Berkshire held over 11% of the stock in July and almost 10% at the beginning of this month.
As you can see in the table below listing the total shares held at each filing, the selling is picking up speed, especially with the most recent filing. It shows an average selling rate of 80 million shares a day since the previous filing just four days earlier. (Under Hong Kong Exchange rules, not every sale has to be disclosed, just those that take the stake across a whole percentage number.)
Berkshire has disposed of almost 1.2 billion shares since July. At this rate, it looks like Buffett may be moving to liquidate the entire position.

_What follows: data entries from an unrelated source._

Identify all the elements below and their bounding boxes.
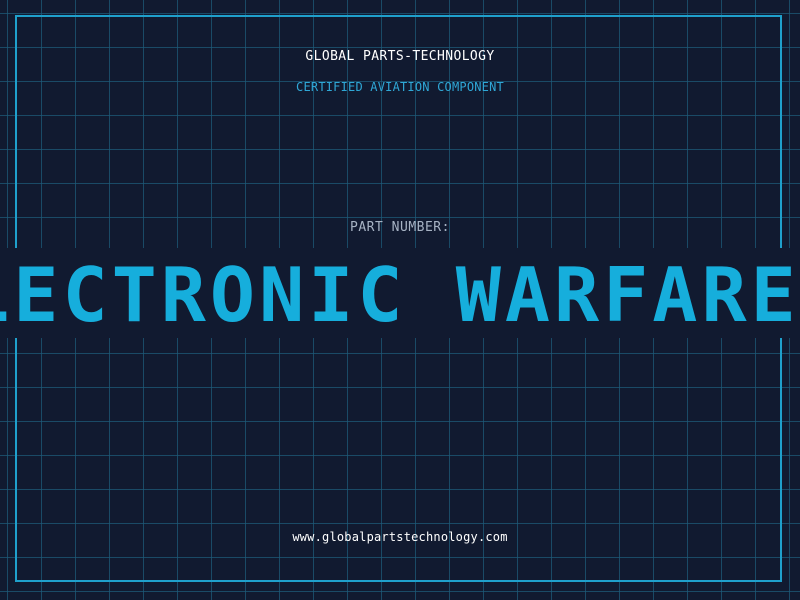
- label-card: GLOBAL PARTS-TECHNOLOGY CERTIFIED AVIATI…: [0, 0, 800, 600]
- website-url: www.globalpartstechnology.com: [292, 530, 508, 544]
- part-number-label: PART NUMBER:: [350, 220, 450, 235]
- part-number-band: ELECTRONIC WARFARE SYSTEM: [0, 248, 800, 338]
- company-name: GLOBAL PARTS-TECHNOLOGY: [305, 49, 495, 64]
- part-number-value: ELECTRONIC WARFARE SYSTEM: [0, 251, 800, 338]
- certification-subtitle: CERTIFIED AVIATION COMPONENT: [296, 80, 504, 94]
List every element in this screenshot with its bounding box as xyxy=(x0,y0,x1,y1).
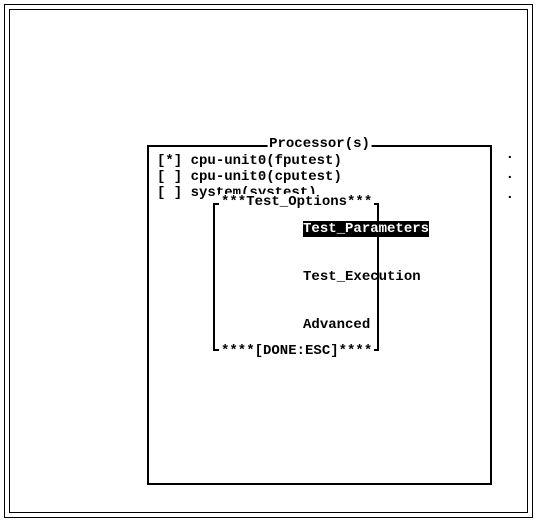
submenu-title: ***Test_Options*** xyxy=(219,194,374,210)
window-frame: Processor(s) [*] cpu-unit0(fputest) [ ] … xyxy=(4,4,533,518)
dot-icon: . xyxy=(506,147,514,163)
menu-item-test-parameters[interactable]: Test_Parameters xyxy=(219,205,373,253)
test-options-menu: ***Test_Options*** Test_Parameters Test_… xyxy=(213,203,379,351)
dot-icon: . xyxy=(506,187,514,203)
menu-item-advanced[interactable]: Advanced xyxy=(219,301,373,349)
checkbox-icon[interactable]: [*] xyxy=(157,153,182,169)
item-label: cpu-unit0(fputest) xyxy=(182,153,342,169)
list-item[interactable]: [*] cpu-unit0(fputest) xyxy=(157,153,482,169)
menu-item-test-execution[interactable]: Test_Execution xyxy=(219,253,373,301)
checkbox-icon[interactable]: [ ] xyxy=(157,185,182,201)
list-item[interactable]: [ ] cpu-unit0(cputest) xyxy=(157,169,482,185)
item-label: cpu-unit0(cputest) xyxy=(182,169,342,185)
menu-item-label: Test_Parameters xyxy=(303,221,429,237)
scroll-indicator: . . . xyxy=(506,147,514,207)
checkbox-icon[interactable]: [ ] xyxy=(157,169,182,185)
dot-icon: . xyxy=(506,167,514,183)
panel-title: Processor(s) xyxy=(267,136,372,152)
processor-panel: Processor(s) [*] cpu-unit0(fputest) [ ] … xyxy=(147,145,492,485)
menu-item-label: Test_Execution xyxy=(303,269,421,285)
content-area: Processor(s) [*] cpu-unit0(fputest) [ ] … xyxy=(147,145,492,485)
submenu-footer: ****[DONE:ESC]**** xyxy=(219,343,374,359)
menu-item-label: Advanced xyxy=(303,317,370,333)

What's driving the selling? As we've been saying all along, that's a matter of speculation since Buffett rarely explains his actions as he's taking them.

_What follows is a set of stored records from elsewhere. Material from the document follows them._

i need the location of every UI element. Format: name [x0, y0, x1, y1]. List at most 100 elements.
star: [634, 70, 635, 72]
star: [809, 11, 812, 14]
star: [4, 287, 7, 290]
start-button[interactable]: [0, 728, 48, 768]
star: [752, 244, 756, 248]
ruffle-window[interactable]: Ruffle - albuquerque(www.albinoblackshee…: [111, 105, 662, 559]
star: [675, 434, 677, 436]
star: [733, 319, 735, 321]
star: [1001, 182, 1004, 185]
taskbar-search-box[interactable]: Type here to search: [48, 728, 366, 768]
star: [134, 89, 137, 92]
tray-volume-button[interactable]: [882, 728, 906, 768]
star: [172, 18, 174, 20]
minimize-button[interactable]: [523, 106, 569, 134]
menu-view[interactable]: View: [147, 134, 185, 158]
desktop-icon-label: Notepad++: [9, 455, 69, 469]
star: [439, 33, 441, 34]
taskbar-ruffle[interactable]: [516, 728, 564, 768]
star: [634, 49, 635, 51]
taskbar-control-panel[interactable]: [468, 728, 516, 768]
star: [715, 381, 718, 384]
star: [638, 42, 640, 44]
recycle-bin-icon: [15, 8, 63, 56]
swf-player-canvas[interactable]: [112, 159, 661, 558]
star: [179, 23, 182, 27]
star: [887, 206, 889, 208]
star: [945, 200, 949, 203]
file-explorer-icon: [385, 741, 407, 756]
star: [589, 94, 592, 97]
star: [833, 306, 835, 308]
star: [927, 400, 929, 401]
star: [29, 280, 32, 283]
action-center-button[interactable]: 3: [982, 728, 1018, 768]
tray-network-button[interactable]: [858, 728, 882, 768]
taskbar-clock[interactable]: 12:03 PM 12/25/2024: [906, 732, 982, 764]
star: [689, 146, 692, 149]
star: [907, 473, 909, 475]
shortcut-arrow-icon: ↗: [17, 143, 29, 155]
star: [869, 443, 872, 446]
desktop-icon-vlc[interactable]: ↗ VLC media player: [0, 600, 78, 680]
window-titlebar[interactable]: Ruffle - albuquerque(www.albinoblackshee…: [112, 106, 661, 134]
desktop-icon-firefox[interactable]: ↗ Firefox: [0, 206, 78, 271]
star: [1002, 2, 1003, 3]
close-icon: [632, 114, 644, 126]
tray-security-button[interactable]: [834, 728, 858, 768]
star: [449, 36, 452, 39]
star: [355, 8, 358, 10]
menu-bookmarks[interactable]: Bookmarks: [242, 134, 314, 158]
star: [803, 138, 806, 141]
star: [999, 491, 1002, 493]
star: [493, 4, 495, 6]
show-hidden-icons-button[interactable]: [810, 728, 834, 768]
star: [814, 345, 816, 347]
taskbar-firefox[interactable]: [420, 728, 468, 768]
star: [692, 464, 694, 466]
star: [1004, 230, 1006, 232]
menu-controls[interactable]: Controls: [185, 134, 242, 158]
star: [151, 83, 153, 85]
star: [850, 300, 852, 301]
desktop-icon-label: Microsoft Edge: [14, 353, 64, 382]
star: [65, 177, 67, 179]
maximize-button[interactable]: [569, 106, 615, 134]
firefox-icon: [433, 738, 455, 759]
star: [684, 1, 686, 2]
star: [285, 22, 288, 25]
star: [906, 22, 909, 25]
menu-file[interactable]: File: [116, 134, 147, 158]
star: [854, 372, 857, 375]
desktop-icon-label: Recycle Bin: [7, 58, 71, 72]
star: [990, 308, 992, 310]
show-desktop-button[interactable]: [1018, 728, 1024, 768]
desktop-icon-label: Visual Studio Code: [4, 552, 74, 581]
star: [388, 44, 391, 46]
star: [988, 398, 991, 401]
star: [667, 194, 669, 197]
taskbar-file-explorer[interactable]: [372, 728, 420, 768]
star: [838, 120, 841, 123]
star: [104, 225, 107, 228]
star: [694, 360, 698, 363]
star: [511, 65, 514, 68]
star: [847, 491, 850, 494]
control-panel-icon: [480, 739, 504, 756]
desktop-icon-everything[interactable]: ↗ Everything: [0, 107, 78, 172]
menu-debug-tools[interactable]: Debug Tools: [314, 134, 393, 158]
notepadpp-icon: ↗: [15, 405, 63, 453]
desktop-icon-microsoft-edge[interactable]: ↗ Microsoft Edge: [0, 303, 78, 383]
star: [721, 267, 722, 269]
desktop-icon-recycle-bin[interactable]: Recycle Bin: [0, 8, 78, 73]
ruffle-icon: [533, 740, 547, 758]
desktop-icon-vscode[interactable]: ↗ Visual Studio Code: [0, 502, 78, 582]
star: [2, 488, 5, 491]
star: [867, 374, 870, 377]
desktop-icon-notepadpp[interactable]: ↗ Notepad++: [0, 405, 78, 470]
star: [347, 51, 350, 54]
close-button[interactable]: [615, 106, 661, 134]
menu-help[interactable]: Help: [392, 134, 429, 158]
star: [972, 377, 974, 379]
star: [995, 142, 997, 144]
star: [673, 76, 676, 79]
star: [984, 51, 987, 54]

One obvious answer: taking a huge profit, roughly 600 percent since he built the stake back in 2003. PetroChina shares hit a record high last week. Currently, in U.S. trading:
Another possibility, which isn't necessarily contradictory: pressure from human rights activists unhappy with China's business ties to Sudan. Reuters quotes the director of China Oil and Gas Research of CLSA as saying, "He's being pressured by the human rights activists about PetroChina's parent's involvement in Sudan. He may sell all by the end of the month."

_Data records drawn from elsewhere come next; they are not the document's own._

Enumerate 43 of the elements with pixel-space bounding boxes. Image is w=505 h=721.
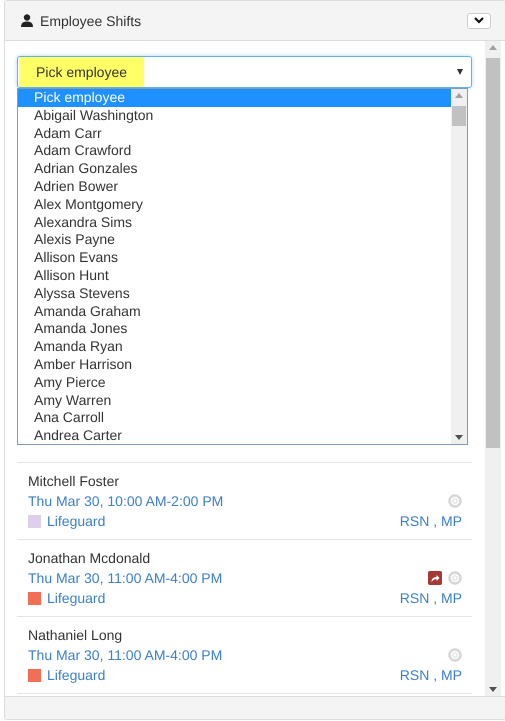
- dropdown-option[interactable]: Amanda Jones: [18, 320, 451, 338]
- user-icon: [21, 14, 33, 27]
- share-icon[interactable]: [428, 571, 442, 585]
- dropdown-option[interactable]: Allison Evans: [18, 249, 451, 267]
- dropdown-option[interactable]: Abigail Washington: [18, 106, 451, 125]
- shift-time: Thu Mar 30, 11:00 AM-4:00 PM: [28, 647, 222, 663]
- dropdown-option[interactable]: Amy Pierce: [18, 374, 451, 392]
- lifebuoy-icon[interactable]: [448, 571, 462, 585]
- dropdown-option[interactable]: Adrian Gonzales: [18, 160, 451, 178]
- dropdown-option[interactable]: Amber Harrison: [18, 356, 451, 374]
- dropdown-option[interactable]: Adrien Bower: [18, 178, 451, 196]
- role-label: Lifeguard: [47, 590, 106, 606]
- employee-select[interactable]: Pick employee: [17, 56, 472, 88]
- collapse-button[interactable]: [467, 12, 491, 28]
- dropdown-option[interactable]: Adam Crawford: [18, 142, 451, 160]
- lifebuoy-icon[interactable]: [448, 494, 462, 508]
- role-codes: RSN , MP: [400, 590, 462, 606]
- dropdown-option[interactable]: Adam Carr: [18, 124, 451, 142]
- dropdown-option[interactable]: Alyssa Stevens: [18, 284, 451, 303]
- lifebuoy-icon[interactable]: [448, 648, 462, 662]
- caret-icon: [457, 69, 463, 75]
- dropdown-option[interactable]: Amanda Ryan: [18, 338, 451, 356]
- dropdown-option[interactable]: Amy Warren: [18, 392, 451, 410]
- role-codes: RSN , MP: [400, 667, 462, 683]
- panel-title: Employee Shifts: [40, 12, 142, 28]
- dropdown-option[interactable]: Ana Carroll: [18, 409, 451, 428]
- dropdown-option[interactable]: Andrea Carter: [18, 427, 451, 445]
- employee-name: Mitchell Foster: [28, 472, 120, 491]
- role-codes: RSN , MP: [400, 513, 462, 529]
- employee-name: Jonathan Mcdonald: [28, 549, 152, 568]
- shift-time: Thu Mar 30, 10:00 AM-2:00 PM: [28, 493, 224, 509]
- dropdown-option[interactable]: Alex Montgomery: [18, 196, 451, 214]
- dropdown-option[interactable]: Alexandra Sims: [18, 214, 451, 232]
- role-label: Lifeguard: [47, 513, 106, 529]
- scrollbar[interactable]: [451, 89, 467, 444]
- role-label: Lifeguard: [47, 667, 106, 683]
- shift-time: Thu Mar 30, 11:00 AM-4:00 PM: [28, 570, 222, 586]
- employee-name: Nathaniel Long: [28, 626, 124, 645]
- dropdown-option[interactable]: Alexis Payne: [18, 231, 451, 250]
- chevron-down-icon: [474, 17, 484, 24]
- dropdown-option[interactable]: Amanda Graham: [18, 302, 451, 320]
- scrollbar[interactable]: [485, 41, 501, 696]
- dropdown-option[interactable]: Allison Hunt: [18, 266, 451, 285]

Responding to the September 21 sale, the group Investors Against Genocidesays on its web site, "With each additional sale .. we get an increasingly clear demonstration that Berkshire Hathaway is on a path to divest its holdings."
Or perhaps, as Eric Berkowitz emailed to Warren Buffett Watch, it's the comfort factor (which is also not necessarily contradictory.) "I think the bottom line is that Buffett and Charlie Munger are much more comfortable investing in terrific All-American companies with great brands and strong, long lasting fundamentals. A major investment in an overseas company represents the same unknown factor that kept them out of the technology and internet boom and bust of the late 1990s."